UM NATAL REGADO
Havia um silêncio perturbador naquele quarto cheio de beliches e de meninas adolescentes. Uma delas cortou o silêncio, dando uma leve suspirada:
- Olha, se meu pai me desse ao menos uma fitinha ...
Houve então uma ousada explosão de risos contidos.
Todas tinham medo da bronca que levariam se acordassem seus pais que dormiam após um dia cansativo no quarto ao lado.
A menina agora quase moça, passava por tormentos em seus pensamentos.
Passar mais um ano sem presente de natal não a incomodava há muito tempo. Ela passava por momentos mais angustiantes.
Nada incomodava mais em sua mente; nem mesmo as crianças da vizinhança que sempre traziam seus presentes às ruas para exibi-los e competir uns com os outros quem tinha o melhor e mais caro brinquedo.

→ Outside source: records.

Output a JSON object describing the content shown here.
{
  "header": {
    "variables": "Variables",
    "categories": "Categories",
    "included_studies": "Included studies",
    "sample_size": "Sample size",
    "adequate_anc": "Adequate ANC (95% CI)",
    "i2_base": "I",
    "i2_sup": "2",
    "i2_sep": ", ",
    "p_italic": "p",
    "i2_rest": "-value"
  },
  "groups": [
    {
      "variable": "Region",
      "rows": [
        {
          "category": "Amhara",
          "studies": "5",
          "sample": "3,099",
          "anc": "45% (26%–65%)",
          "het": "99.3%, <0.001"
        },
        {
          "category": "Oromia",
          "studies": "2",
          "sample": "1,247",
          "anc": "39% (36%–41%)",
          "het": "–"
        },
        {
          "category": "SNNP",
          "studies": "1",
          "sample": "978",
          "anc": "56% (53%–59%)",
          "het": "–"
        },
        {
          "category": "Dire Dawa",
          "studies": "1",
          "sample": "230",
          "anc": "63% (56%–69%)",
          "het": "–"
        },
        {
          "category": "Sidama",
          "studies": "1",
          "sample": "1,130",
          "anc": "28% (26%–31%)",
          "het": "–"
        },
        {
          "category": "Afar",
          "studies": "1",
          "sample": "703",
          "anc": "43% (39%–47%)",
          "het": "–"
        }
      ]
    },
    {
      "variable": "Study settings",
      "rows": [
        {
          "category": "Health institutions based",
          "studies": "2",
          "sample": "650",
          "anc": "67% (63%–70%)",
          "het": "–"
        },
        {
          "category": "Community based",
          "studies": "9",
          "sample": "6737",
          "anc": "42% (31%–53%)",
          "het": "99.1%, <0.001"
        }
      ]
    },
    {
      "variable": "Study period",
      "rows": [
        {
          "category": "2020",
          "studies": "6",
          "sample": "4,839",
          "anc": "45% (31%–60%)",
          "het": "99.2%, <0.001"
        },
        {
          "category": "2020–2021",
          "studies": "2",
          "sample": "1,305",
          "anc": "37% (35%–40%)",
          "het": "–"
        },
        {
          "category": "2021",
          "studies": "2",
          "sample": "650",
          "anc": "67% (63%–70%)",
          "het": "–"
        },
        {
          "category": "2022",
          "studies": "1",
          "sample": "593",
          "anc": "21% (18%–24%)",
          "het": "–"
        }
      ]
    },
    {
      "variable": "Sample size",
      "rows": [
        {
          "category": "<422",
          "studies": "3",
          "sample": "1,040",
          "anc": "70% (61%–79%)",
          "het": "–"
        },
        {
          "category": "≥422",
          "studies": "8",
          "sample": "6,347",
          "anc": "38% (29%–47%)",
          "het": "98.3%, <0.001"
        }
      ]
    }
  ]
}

Nada apagava o trauma da menina que se recusava a sair da sua inocente infância.
Queria passar o resto de toda sua vida brincando de amarelinha; andando com a bicicleta que seu coleguinha sempre fazia questão de emprestar; vencendo todas as partidas de queimada; liderando o imbatível time de bandeirinhas da vila; e aprendendo tudo que a vida e a escola oferecia.
Não conseguia entender porque tinha que fugir daqueles meninos da escola que a perseguiam e diziam que ela tinha que fazer o mesmo que as outras.
Chegava da escola para sua casa ofegante e quando chamava alguma amiguinha pra desabafar seus medos, ouvia apenas gargalhadas e isso a deixava ainda mais confusa.
Certo dia, um menino a perseguiu com uma bicicleta e, então, a menina parou de correr e deu um chute tão forte na virila do menino que o deixou desmaiado.
Mas o que a deixou mais confusa ainda foram as ousadas abordagens de um adulto que até então era por ela considerado o homem mais sábio, equilibrado e forte de todos os adultos que ela conhecera.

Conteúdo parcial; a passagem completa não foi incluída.